Lighting Science Group Develops R-16 LED Lamp Using
*OSRAM Opto Semiconductors' OSTAR(R) LED*
Monday October 9, 8:00 am ET
New LED-based Lamp Offers Advanced Lighting Alternative for Industrial,
Commercial and Consumer Marketplaces

SAN JOSE, Calif. & DALLAS--(BUSINESS WIRE)--OSRAM Opto Semiconductors, one of the world's leaders in light-emitting diode (LED) technology, and the Lighting Science Group Corporation (OTCBB:LSGP - News), a leading designer and marketer of energy efficient LED lighting solutions, announced that the OSRAM Opto Semiconductors OSTAR® lighting product will be utilized in LSG's
new LED-based R-16 compact floodlight for use in the estimated multi-billion dollar industrial, commercial and consumer markets
http://www.lsgc.com/press/pr061009.pdf


Specifications:
150 lumens
Power consumption 4.8 Watts
150/4.8 = 31.25 lm/W
http://www.lsgc.com/brochures/R16 FLOOD LIGHT.pdf


The upgraded six die OSRAM OSTAR unit:
Model R16
175 lumens
Power consumption 6W
29.17 lm/W
http://store.lsgc.com/R16-WHITE-FLOODLIGHT-MEDIUM-EDISON-BASE-P13C1.aspx


There is even a higher output one where they under-drove *three OSRAM OSTARs (six die)* to get the efficiency up:
Model R30
500 lumens
Power consumption 11 Watts
45.45 lm/W
In this one, actually has a picture where you can see the six die OSTAR
http://www.lsgc.com/brochures/R30 FLOOD LIGHT.pdf


So, it looks like if you heavily underdrive the OSTAR, you can get it's efficiencies up to the Royal Philips Luxeon levels.

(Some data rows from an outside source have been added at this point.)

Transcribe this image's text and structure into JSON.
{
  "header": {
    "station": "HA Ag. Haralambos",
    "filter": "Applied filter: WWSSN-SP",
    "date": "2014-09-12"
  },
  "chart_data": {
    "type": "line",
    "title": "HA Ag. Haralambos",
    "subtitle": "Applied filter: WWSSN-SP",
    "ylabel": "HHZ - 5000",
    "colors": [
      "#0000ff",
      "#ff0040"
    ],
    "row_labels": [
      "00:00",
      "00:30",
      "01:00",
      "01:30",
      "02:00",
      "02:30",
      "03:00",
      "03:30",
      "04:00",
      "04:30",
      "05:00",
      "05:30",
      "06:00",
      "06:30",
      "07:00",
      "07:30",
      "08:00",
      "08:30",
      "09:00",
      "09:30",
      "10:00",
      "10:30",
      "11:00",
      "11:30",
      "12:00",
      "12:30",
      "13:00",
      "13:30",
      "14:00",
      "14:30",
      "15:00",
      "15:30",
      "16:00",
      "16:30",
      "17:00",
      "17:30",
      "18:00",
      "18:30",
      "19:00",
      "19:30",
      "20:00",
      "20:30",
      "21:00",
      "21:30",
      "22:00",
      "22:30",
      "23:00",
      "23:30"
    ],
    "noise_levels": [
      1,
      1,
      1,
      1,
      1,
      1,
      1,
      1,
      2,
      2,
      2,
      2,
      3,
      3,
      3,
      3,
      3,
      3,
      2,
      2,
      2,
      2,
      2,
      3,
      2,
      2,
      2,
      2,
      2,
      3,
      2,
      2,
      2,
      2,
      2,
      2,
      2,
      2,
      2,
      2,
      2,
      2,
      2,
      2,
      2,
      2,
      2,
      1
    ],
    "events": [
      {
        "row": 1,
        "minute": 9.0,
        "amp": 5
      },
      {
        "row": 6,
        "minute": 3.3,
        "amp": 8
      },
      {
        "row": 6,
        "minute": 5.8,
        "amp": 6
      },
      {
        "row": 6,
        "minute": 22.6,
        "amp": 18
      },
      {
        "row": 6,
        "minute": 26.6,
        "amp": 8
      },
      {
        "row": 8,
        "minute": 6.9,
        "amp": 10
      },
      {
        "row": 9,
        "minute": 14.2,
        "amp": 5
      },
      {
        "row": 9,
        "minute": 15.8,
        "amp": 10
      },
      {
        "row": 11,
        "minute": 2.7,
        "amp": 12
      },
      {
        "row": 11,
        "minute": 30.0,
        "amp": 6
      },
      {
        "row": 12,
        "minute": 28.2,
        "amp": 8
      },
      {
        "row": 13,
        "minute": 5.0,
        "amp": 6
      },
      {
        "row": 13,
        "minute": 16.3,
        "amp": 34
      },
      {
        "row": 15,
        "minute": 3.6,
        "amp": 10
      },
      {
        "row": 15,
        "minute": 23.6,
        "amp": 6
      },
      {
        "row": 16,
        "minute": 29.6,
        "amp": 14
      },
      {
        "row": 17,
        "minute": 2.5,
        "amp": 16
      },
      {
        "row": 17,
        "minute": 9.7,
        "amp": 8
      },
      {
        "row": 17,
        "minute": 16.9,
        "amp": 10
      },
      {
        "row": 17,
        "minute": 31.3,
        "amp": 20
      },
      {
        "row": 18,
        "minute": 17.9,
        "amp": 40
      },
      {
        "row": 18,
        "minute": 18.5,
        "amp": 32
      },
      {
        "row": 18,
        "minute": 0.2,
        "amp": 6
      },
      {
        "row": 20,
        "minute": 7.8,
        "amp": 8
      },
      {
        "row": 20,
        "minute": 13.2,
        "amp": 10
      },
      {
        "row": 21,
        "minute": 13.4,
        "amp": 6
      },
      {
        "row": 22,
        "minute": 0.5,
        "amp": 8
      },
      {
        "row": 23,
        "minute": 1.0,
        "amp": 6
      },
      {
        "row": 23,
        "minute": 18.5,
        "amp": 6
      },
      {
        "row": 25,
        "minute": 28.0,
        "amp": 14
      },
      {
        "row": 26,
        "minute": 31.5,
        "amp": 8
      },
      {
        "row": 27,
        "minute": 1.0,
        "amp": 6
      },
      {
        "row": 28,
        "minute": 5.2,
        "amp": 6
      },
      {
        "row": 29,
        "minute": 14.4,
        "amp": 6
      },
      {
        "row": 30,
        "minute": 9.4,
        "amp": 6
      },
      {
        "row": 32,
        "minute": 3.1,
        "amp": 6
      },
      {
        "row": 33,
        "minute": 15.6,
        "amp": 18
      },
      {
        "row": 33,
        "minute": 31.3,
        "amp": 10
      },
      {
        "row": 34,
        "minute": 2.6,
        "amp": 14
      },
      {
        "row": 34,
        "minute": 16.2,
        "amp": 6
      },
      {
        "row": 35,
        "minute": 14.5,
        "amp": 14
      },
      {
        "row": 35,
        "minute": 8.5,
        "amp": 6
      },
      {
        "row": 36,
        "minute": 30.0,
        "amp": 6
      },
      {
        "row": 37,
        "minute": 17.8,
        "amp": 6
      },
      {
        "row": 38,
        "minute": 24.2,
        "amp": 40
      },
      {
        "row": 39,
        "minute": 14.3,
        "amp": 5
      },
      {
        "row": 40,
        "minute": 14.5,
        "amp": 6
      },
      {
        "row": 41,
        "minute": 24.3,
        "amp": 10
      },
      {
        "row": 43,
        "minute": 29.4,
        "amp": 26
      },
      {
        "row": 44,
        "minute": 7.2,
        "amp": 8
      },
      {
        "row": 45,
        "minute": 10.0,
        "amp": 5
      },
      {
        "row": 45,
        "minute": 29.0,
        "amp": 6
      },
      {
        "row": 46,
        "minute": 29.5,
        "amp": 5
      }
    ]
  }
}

Really good idea...


Lets see, the OSTAR is showing it is a maximum of 27W rated. 

-At 700mA and 20.8V, OSRAM shows 18lm/W, or 14.56 Watts consumption.
-At 350mA and ~18.5V, OSRAM states 27lm/W, or 6.475 Watts consumption.
http://catalog.osram-os.com/media/_en/Graphics/00040293_0.pdf

The R30 says it consumes 11 Watts. With three of the six die OSRAM OSTAR, 11W/3 devices= 3.7 Watts per OSTAR. But you have the power losses of the converter inside. If we figure 80% effciencies, this would figure out to underdriving the six die OSTAR at about 3 Watts. It looks like it might actually be possible if you heavily underdrive the six die OSRAM OSTAR, to get it to hit 45lm/W.


Interesting approach to the problem.


More details on the six die OSTAR design:
http://www.lsgc.com/press/pr060718.pdf


----------